Philip Halvorsen did not object. He had a liking for harmony, and the atmosphere suited him well just now, his thoughts, his feelings. A sunbeam would have been an intrusion. A flower shop could not have contributed so much. People, just now, would have been intolerable.

He leaned his forehead against the wet black steel of the burglar-proof gate and idly inventoried the contents of the window and his thoughts about them. Like the window and its contents, and the dark recesses inside, his thoughts were miscellaneous, cluttered, captured in that purgatory of uselessness wherein things are not dead, only finished with what they have been and uncaring of what will happen to them and when. His thoughts were binoculars without eyes, cameras without film, silent guitars and unwound watches.

He found himself approving more of the guitars than the two dirty violins hanging in the window. He almost wondered why this should be, almost let the question disappear into lethargy, and at last sighed and ran the matter down because he knew it would bother him otherwise and he was in no mood to be bothered. He looked at the instruments lazily, one, the other, analyzing and comparing. They had a great deal in common, and some significant differences. Having a somewhat sticky mind, to which windblown oddments of fact had been adhering for nearly thirty years now, he knew of the trial-and-error evolution of those resonance-chambers and of the high degree of perfection they had come to.
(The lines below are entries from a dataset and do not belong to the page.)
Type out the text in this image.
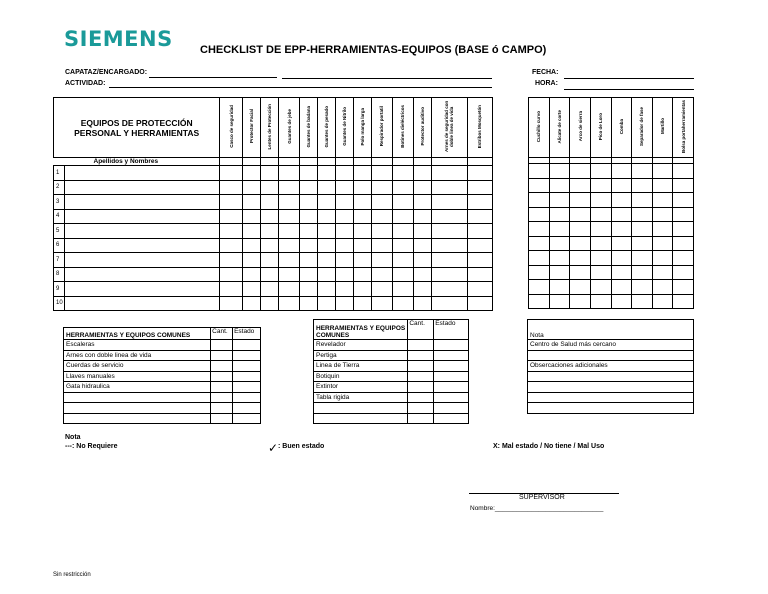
SIEMENS CHECKLIST DE EPP-HERRAMIENTAS-EQUIPOS (BASE ó CAMPO)
CAPATAZ/ENCARGADO:
ACTIVIDAD:
FECHA:
HORA:
EQUIPOS DE PROTECCIÓN PERSONAL Y HERRAMIENTAS		Casco de seguridad	Protector Facial	Lentes de Protección	Guantes de jebe	Guantes de badana	Guantes de pesado	Guantes de Nitrilo	Polo manga larga	Respirador portatil	Botines dieléctricos	Protector auditivo	Arnes de seguridad con doble linea de vida	Estribos Mosquetón
Apellidos y Nombres														
1														
2														
3														
4														
5														
6														
7														
8														
9														
10														
Cuchillo curvo	Alicate de corte	Arco de sierra	Pico de Loro	Comba	Separador de fase	Martillo	Bolsa portaherramientas

HERRAMIENTAS Y EQUIPOS COMUNES	Cant.	Estado
Escaleras		
Arnes con doble linea de vida		
Cuerdas de servicio		
Llaves manuales		
Gata hidraulica		

HERRAMIENTAS Y EQUIPOS COMUNES	Cant.	Estado
Revelador		
Pertiga		
Linea de Tierra		
Botiquin		
Extintor		
Tabla rigida		

Nota
Centro de Salud más cercano

Obsercaciones adicionales

Nota
---: No Requiere	✓ : Buen estado	X: Mal estado / No tiene / Mal Uso
SUPERVISOR
Nombre:______________________________
Sin restricción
Given that design followed function in both the violin and the guitar, and aside from any preference in the sounds they made (actually Halvorsen was completely indifferent to music anyway), then why should he intuitively prefer
the guitars he saw over the violins? Size, proportion, number of strings, design of bridge, frets or lack of them, finish, peg and tailpiece mechanics—all these had their differences and all were perfect for the work they did.

Suddenly, then, he saw it, and his mind swiftly thumbed through the mental pictures of all the violins he had ever seen. They all checked out. One flickering glance at the guitars in the window settled the matter.